Bulletin d’information des bureaux d’études n°137

Bulletin d’information des bureaux d’études n°137

La réunion de négociation de la convention collective s’est déroulée le 30 octobre 2018.

Un accord « relatif au contrat à durée déterminée d’usage concernant les salariés du secteur de l’évènementiel commercial, professionnel et sportif » a été signé par la CFDT et la CGC. La CFTC consulte ses adhérents pour donner sa réponse.
Ce contrat s’applique « aux seules entreprises sont l’activité principale est l’organisation ou l’accueil de manifestations de type foires, salons, congrès, évènements d’entreprises et d’institutions, ou les prestations de services liées à ces activités ».
Les périodes concernées sont liées à « la tenue d’un évènement implique le recours à des salariés pour une période de courte, voire très courte, durée pendant les opérations de montage, le déroulement et le démontage.

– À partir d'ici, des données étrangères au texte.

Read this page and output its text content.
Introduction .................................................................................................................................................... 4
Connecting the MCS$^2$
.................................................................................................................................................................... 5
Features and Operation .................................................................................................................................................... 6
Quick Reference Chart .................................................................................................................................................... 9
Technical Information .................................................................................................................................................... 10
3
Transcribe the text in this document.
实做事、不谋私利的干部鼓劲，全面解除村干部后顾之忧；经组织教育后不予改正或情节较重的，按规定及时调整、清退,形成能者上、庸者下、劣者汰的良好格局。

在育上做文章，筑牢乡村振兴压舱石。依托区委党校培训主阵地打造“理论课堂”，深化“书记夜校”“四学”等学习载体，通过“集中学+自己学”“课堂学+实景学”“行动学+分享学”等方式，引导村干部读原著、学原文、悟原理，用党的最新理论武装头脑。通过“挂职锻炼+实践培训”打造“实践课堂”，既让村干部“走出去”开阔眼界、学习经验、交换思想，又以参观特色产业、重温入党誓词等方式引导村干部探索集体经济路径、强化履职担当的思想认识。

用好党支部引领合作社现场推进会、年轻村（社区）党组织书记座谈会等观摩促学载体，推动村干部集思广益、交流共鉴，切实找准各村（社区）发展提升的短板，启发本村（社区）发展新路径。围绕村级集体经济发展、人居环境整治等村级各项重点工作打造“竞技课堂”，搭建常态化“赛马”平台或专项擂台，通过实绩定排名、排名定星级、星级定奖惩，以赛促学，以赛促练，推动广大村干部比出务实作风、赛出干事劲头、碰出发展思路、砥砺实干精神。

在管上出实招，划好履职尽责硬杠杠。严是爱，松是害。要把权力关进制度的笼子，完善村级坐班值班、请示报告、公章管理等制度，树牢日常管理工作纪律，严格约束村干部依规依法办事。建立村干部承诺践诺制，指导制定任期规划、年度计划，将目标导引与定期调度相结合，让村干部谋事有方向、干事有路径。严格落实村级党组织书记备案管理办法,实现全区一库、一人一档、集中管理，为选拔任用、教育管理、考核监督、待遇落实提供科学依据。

Le présent avenant vise strictement ces périodes ».
La seule vraie contrepartie est le versement d’une prime de 6% du salaire brut au titre de la précarité à chaque fin de contrat … sauf si le salarié passe en contrat à durée indéterminée.
La CGT a refusé de signer ce type d’accord qui vise à précariser encore un peu plus les salariés.
Mais cet accord ne trouvera application que s’il est étendu et si le décret autorisant ce type de contrat est élargi à cette activité [Article D1242-1 du Code du Travail].

Ensuite le patronat nous a proposé de nouveau la révision de l’accord sur le temps de travail en y incluant une variante, l’examen de la modalité standard. Dans ce qu’ils appellent « sécurisation et modernisation des temps de travail » se veut :

  • Moderniser « les modalités standard » !!
  • Sécuriser « la modalité 2 » !!

En fait, concernant « la modalité standard », il s’agissait de la rendre lisible et par conséquent de rester à droit constant. Il n’en est pas de même pour la modalité dite de « réalisations de missions » :

  • Suppression à la référence au « Plafond de la Sécurité Sociale »
  • Majoration de 18% du minimum conventionnel au lieu de 15% pour les salariés en position 2.1 et 2.2 … pas les 2.3 (!!).

Ce n’est pas une revendication très nouvelle du patronat. Et il semble bien que, conçue ainsi, la modalité 2 soit dans bien des cas hors la loi. A l’évidence, SYNTEC et CINOV aiment à créer des dispositions qui permettent des contentieux, alors même qu’une convention collective devrait être là pour qu’ils soient évités.

Lors de cette réunion, hormis la CFTC, toutes les organisations, pour des motifs divers, ont refusé de négocier ces dispositions.